Speculation in biotech
Key Points
- Biotech remains one of the most volatile and uncertain sectors around
- For a trader who can wisely allocate capital, speculation can be highly lucrative
- Our Optix indicator has flashed a potentially bullish sign for traders willing to speculate in the biotech sector
XBI Optix recovers from a low level
We have been watching the biotech sector closely of late (see Jason's recent highlight). On 12/2, I wrote about a potential setup in the works. That setup has now triggered. Let's take a closer look at the setup, the signal, previous results, and two ways to potentially play.
Let's consider the potential for using our Optimism Index (Optix) to play the long side using shares of the SPDR S&P Biotech ETF (XBI). The rule we will use is:
- The 50-day average for XBI Optix crosses above 40% for the first time in a month
For this signal to occur, the 50-day average for XBI Optix needs to drop below 40%. This typically unfolds over time when XBI experiences a significant decline. The input screens appear in the screenshots below. You can run this test in the Backtest Engine.
A 94% win rate over the next month
The signals generated by the rule above appear in the chart below. A new signal occurred after the close on Tuesday 12/21 (denoted by the red dot at the far right of the chart below).
The summary of results for previous signals appears below. Over the next month, XBI rose 94% of the time, with a median return of +5.6%. Over the next year, it gained a median of 30.9%.
The chart below displays the growth of $1 invested in XBI for one month after each signal.
Going long via shares versus options
The most straightforward way to trade the latest Optix signal is to buy 100 shares of XBI and sell them one month (or twelve months) later. With XBI trading at $116.47 a share, this trade requires a capital commitment of $11,647. The risk curve for this position is a straight line and appears in the chart below (courtesy of Optionsanalysis). For each $1 in price XBI rise or falls, this position gains or loses $100.
One alternative to committing $11,000+ is to employ the stock replacement strategy using a call option on XBI.
One possibility is to buy one XBI Jan21 2022 100 strike price call option. This position costs $1,730 (assuming it was purchased at the bid/ask spread midprice at the close on 12/21) to enter instead of $11,647 for 100 shares. Because this position has a delta of 92, it will behave like a long 92 XBI shares position at a fraction of the cost.

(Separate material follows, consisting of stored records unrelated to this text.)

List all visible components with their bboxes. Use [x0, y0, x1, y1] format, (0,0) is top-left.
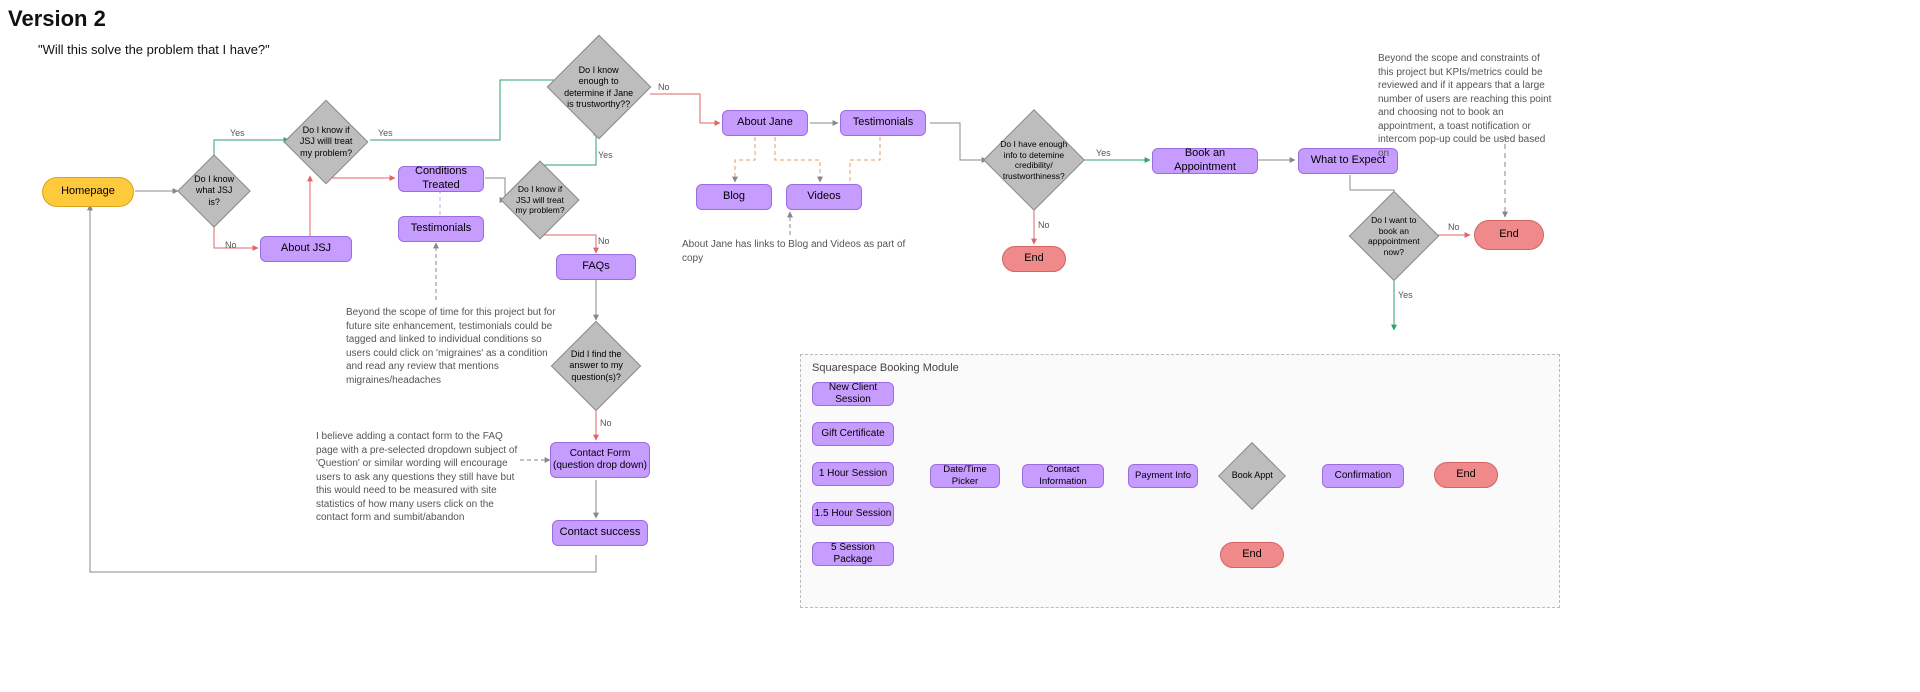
node-label: Book an Appointment [1153, 147, 1257, 175]
node-label: About JSJ [281, 242, 331, 256]
edge-label: No [225, 240, 237, 250]
node-label: 1 Hour Session [819, 468, 887, 481]
node-1h-session: 1 Hour Session [812, 462, 894, 486]
node-label: Confirmation [1335, 470, 1392, 483]
node-label: FAQs [582, 260, 610, 274]
node-1-5h-session: 1.5 Hour Session [812, 502, 894, 526]
node-conditions: Conditions Treated [398, 166, 484, 192]
node-label: New Client Session [813, 382, 893, 407]
node-label: End [1242, 548, 1262, 562]
node-contact-info: Contact Information [1022, 464, 1104, 488]
node-credibility: Do I have enough info to detemine credib… [983, 109, 1085, 211]
node-label: Do I have enough info to detemine credib… [999, 139, 1069, 182]
node-jsj-treat: Do I know if JSJ willl treat my problem? [284, 100, 369, 185]
node-label: Payment Info [1135, 470, 1191, 482]
node-payment: Payment Info [1128, 464, 1198, 488]
edge-label: No [598, 236, 610, 246]
node-gift-cert: Gift Certificate [812, 422, 894, 446]
node-videos: Videos [786, 184, 862, 210]
node-label: Blog [723, 190, 745, 204]
node-end-1: End [1002, 246, 1066, 272]
edge-label: Yes [598, 150, 613, 160]
node-end-3: End [1434, 462, 1498, 488]
node-label: Do I know if JSJ willl treat my problem? [297, 125, 355, 159]
edge-label: No [658, 82, 670, 92]
edge-label: Yes [378, 128, 393, 138]
node-label: Book Appt [1229, 470, 1275, 481]
edge-label: Yes [230, 128, 245, 138]
node-book-now: Do I want to book an apppointment now? [1349, 191, 1440, 282]
node-book-appointment: Book an Appointment [1152, 148, 1258, 174]
node-label: Do I know if JSJ will treat my problem? [513, 184, 567, 216]
node-know-jsj: Do I know what JSJ is? [177, 154, 251, 228]
node-label: Do I know enough to determine if Jane is… [563, 65, 635, 110]
node-label: Videos [807, 190, 840, 204]
node-label: Do I want to book an apppointment now? [1363, 215, 1425, 258]
node-contact-form: Contact Form (question drop down) [550, 442, 650, 478]
node-end-4: End [1220, 542, 1284, 568]
node-label: 1.5 Hour Session [815, 508, 892, 521]
note-text: Beyond the scope and constraints of this… [1378, 52, 1558, 160]
note-text: About Jane has links to Blog and Videos … [682, 238, 912, 265]
node-label: Conditions Treated [399, 165, 483, 193]
node-contact-success: Contact success [552, 520, 648, 546]
note-text: I believe adding a contact form to the F… [316, 430, 526, 525]
node-datetime: Date/Time Picker [930, 464, 1000, 488]
node-label: Contact Information [1023, 464, 1103, 488]
node-trustworthy: Do I know enough to determine if Jane is… [547, 35, 652, 140]
edge-label: No [600, 418, 612, 428]
node-label: Did I find the answer to my question(s)? [565, 349, 627, 383]
node-label: About Jane [737, 116, 793, 130]
node-label: Gift Certificate [821, 428, 884, 441]
node-about-jsj: About JSJ [260, 236, 352, 262]
diagram-question: "Will this solve the problem that I have… [38, 42, 270, 57]
node-testimonials-2: Testimonials [840, 110, 926, 136]
node-new-client: New Client Session [812, 382, 894, 406]
node-label: 5 Session Package [813, 542, 893, 567]
node-label: End [1456, 468, 1476, 482]
module-title: Squarespace Booking Module [812, 362, 959, 374]
note-text: Beyond the scope of time for this projec… [346, 306, 566, 387]
node-confirmation: Confirmation [1322, 464, 1404, 488]
node-label: Testimonials [411, 222, 472, 236]
node-label: Homepage [61, 185, 115, 199]
node-about-jane: About Jane [722, 110, 808, 136]
node-jsj-treat-2: Do I know if JSJ will treat my problem? [500, 160, 579, 239]
edge-label: Yes [1096, 148, 1111, 158]
node-testimonials: Testimonials [398, 216, 484, 242]
node-label: Contact success [560, 526, 641, 540]
node-label: Testimonials [853, 116, 914, 130]
node-label: End [1499, 228, 1519, 242]
node-label: What to Expect [1311, 154, 1386, 168]
node-label: Do I know what JSJ is? [189, 174, 239, 208]
node-label: Date/Time Picker [931, 464, 999, 488]
edge-label: No [1038, 220, 1050, 230]
node-blog: Blog [696, 184, 772, 210]
node-faqs: FAQs [556, 254, 636, 280]
diagram-title: Version 2 [8, 6, 106, 32]
edge-label: No [1448, 222, 1460, 232]
node-5session-pkg: 5 Session Package [812, 542, 894, 566]
node-end-2: End [1474, 220, 1544, 250]
node-label: End [1024, 252, 1044, 266]
edge-label: Yes [1398, 290, 1413, 300]
node-homepage: Homepage [42, 177, 134, 207]
node-label: Contact Form (question drop down) [551, 448, 649, 473]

The particulars for this trade and the risk curves appear in the screenshots below.
If XBI rises over the next month: Because the options trader pays a time premium, the breakeven price for this position is $117.30 a share for XBI. Above that price, the profit for the option position moves point-for-point with the stock position.
If XBI falls over the next month: If XBI fails to advance in price over the next month, the option position will lose money, and the option will expire on 1/21/2022. The worst-case scenario is if XBI falls below $100 a share, in which the option will expire worthless, and the maximum loss of -$1,730 will be realized.

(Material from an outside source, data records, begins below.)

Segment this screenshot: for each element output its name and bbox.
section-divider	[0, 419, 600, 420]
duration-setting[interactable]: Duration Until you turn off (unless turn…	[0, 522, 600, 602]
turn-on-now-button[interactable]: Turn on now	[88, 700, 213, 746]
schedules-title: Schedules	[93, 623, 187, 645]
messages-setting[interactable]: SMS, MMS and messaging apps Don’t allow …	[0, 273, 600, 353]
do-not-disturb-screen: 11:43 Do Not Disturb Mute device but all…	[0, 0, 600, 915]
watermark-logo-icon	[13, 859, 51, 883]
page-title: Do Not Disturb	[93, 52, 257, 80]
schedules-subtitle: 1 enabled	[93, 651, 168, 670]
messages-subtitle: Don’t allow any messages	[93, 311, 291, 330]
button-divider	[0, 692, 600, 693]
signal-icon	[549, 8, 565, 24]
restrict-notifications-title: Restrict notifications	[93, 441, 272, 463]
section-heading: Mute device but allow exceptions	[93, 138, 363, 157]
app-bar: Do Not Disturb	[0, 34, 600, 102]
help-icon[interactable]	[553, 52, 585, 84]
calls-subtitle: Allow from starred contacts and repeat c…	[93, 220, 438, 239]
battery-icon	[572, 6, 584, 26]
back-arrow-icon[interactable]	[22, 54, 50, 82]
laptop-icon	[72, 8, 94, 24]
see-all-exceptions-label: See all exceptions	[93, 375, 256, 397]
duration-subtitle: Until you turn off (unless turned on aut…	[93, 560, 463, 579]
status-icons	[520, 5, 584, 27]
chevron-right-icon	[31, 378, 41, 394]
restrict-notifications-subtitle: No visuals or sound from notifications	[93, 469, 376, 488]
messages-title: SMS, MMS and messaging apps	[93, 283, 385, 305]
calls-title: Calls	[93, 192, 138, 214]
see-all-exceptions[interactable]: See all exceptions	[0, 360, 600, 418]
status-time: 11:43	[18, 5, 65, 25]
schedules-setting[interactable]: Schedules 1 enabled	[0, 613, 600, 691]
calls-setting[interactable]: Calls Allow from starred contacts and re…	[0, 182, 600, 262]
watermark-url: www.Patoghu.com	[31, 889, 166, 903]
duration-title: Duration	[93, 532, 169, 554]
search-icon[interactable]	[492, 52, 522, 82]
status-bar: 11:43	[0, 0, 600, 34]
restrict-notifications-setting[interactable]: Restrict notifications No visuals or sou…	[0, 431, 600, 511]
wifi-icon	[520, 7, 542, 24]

One important trading note: If XBI is trading at any price above $100 a share at option expiration on 1/21/2022, the 100 strike price call will automatically be exercised, and the holder of a long 100 strike price call will be obligated to buy 100 shares of XBI at $100 a share. So if a trader does not want to purchase shares of XBI, they must remember to sell their call option before expiration.
Finally, let's compare the two positions directly. The chart below displays the risk curves for both the long 100 shares of XBI and call option position overlaid on top of each other. The grey line represents the long 100 shares position, and the black line represents the 100 strike price call position.
The advantages of the option position are:
- A commitment of only $1,730 instead of $11,647
- Point-for-point profit above $117.30 a share
- Limited risk on the downside
The primary advantage of buying shares is that a trader can hold them indefinitely, whereas the call option will expire in one month.
If XBI rose +5.56% in one month (the median 1-month return for all previous signals), the stock position would gain $647, or 5.6%, on an $11,647 commitment. But the option position would gain $564, or 32.6%, on a $1,730 commitment.
What the research tells us...
The 50-day Optix for ticker XBI just crossed above 40% for the first time in at least a month. Historically, this signal has consistently been followed by above-average one-month returns (for speculators) and sizeable 12-month returns (for investors). Past performance is never a guarantee of future results, so traders and investors should reasonably allocate capital if they choose to exploit this opportunity.